The reason that we have the possibility to disable the automatic layout change is the following: When some of the subviews are animated (e.g. an animated button) such that the transform is changed on a subview (e.g. scale or rotation is changed), it turns out that layoutSubviews is called on the superview at each animation. When the automatic layout change is enabled, this leads to the breakdown of the animation since NMView will set the frame the subview to the initial position while that subview is being animated. For this reason, the automatic layout change must be disabled if any direct subviews of NMView are being scaled or rotated through a Core Animation.
If you come across the need to dynamically display content in your view that has the same layout across all the different instances of your data, you might want to have a look at view templates.

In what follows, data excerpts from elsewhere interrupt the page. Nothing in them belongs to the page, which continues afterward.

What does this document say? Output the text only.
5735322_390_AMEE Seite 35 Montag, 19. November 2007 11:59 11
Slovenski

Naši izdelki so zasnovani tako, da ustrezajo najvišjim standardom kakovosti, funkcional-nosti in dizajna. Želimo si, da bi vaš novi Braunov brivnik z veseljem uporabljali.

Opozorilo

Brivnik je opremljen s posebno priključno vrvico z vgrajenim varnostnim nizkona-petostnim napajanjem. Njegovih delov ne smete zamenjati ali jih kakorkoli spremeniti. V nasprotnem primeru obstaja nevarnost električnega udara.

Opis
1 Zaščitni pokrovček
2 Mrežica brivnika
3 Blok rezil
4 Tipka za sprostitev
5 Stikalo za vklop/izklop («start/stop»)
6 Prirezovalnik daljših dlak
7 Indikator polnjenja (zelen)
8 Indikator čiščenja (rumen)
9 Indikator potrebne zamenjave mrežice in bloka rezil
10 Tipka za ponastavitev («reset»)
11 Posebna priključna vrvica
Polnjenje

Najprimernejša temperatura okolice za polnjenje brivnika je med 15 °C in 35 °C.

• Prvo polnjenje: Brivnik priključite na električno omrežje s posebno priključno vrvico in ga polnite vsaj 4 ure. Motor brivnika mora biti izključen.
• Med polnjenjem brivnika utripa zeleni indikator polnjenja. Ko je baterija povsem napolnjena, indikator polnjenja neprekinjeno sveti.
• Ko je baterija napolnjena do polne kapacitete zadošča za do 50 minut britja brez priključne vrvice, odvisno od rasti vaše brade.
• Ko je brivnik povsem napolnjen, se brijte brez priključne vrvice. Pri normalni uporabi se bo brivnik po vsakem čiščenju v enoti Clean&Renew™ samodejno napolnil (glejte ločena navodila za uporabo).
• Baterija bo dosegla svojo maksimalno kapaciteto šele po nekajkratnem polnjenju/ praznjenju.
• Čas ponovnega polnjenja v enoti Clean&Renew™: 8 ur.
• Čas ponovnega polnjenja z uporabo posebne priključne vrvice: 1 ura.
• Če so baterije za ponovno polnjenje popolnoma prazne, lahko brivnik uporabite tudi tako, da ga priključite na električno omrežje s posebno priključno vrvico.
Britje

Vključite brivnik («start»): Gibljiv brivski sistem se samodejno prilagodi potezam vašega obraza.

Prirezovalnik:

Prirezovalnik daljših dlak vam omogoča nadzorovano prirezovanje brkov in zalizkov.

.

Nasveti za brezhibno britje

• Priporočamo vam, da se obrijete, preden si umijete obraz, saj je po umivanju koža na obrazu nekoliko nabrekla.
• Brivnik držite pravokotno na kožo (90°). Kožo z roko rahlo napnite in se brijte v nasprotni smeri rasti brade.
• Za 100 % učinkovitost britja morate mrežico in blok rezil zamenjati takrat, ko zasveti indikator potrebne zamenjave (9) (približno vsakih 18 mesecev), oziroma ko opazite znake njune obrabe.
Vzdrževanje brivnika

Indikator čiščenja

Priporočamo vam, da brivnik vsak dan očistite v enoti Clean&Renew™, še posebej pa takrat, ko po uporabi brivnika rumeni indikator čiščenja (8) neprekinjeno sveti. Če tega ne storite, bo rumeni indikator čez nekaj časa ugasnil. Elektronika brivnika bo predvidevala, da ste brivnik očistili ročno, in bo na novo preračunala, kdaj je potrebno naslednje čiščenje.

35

In the UIView+NMTemplating.h / .m category, the -applyViewTemplate: method allows you to apply all the properties and subviews of the view that is passed in as the parameter to the receiver of the method call. When the call finishes, the receiver looks exactly the way specified in your view template. You can now go ahead and configure the new view with the data and add it to your view.
As an alternative, you can always just create the template view as a regular UIView / NMView subclass and create new instances of that class whenever you need to display new data. The advantage of using view templates over custom NMView subclasses is loading time: whenever you create a new NMView instance, the nib file is loaded from disk into memory. With a view template, you can specify the template in the NMView's nib file, assign it via an IBOutlet to your NMView subclass and work from that in-memory template. Creating a new instance of the template is a mere call to
[[[UIView alloc] initWithFrame:frame] applyViewTemplate:theTemplate].